For those needing a regular Margaret Atwood fix, news comes that is as welcome as a drink of water to a man in the desert. Filming of season four of The Handmaid’s Tale (whose sequel, The Testaments, was of course joint winner of last year’s Booker Prize) is due to start on 2 March and run until 7 August. The action will be shot around Toronto, in Atwood’s home country, and the series should be ready for screening in the autumn. Meanwhile, The Testaments itself was hardly likely to be left alone and confirmation comes that it too is heading for a small screen near you, courtesy of MGM TV and Hulu series. Quite when, though, remains a mystery. It is clearly possible to have too many Handmaidens at any given time.

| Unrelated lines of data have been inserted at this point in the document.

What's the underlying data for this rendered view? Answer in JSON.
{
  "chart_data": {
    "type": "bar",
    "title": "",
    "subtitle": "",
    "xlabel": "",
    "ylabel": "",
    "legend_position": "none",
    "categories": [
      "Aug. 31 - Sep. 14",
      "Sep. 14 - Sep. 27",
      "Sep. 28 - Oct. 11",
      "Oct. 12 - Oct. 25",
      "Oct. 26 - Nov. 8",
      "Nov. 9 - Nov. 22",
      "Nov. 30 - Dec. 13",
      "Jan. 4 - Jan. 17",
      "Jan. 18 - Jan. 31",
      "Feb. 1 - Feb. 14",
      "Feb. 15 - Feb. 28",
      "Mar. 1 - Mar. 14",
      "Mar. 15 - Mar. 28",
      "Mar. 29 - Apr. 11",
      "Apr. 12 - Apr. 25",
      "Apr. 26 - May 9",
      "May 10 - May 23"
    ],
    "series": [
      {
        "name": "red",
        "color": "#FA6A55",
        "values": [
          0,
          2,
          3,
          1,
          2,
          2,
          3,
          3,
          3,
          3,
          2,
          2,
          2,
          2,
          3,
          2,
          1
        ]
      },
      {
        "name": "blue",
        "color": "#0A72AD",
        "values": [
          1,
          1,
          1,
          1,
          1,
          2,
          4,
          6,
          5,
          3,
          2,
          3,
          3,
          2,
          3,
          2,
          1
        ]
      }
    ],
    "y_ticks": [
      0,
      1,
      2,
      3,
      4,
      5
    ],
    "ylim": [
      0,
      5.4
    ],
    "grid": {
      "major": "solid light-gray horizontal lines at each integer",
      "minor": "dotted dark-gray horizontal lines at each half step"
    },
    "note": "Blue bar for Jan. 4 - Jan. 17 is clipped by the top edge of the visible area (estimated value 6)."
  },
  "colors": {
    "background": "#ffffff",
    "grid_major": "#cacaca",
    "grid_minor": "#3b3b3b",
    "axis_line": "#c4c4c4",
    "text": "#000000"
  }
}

Another much anticipated adaptation of a Booker Prize novel, Sally Rooney’s 2018 longlisted Normal People, has finished shooting and is being prepared for release later this year, probably in the Spring. A trailer for the 12-part BBC adaptation – including a scene of something that doesn’t usually happen near a kitchen sink – has just been released. Rather than simply hand over her baby to others, Rooney co-wrote six of the episodes and has an executive-producer credit. As the director and producer put it: “Sally was involved in all the early discussions about how many episodes, the format, conversations about actors, as well as reading various versions of the script. She contributed to them all; it was a full-blooded engagement.”
Meanwhile, Lee Child, the mega-selling author and one of the judges of this year’s Booker Prize, is clearly taking his duties very seriously. So seriously in fact that he has handed over the writing of his Jack Reacher novels to his younger brother, Andrew. Child’s real name is James Grant and he has stipulated that little bro must write the books as Andrew Child. “My brother is a good writer. . . Now he has a hero,” said Lee/James. The first book of the reboot, The Sentinel, is due in October. OK, so it is not necessarily true that Booker Prize duties are behind the decision but it is a strange coincidence nonetheless – something that Jack Reacher might look into perhaps.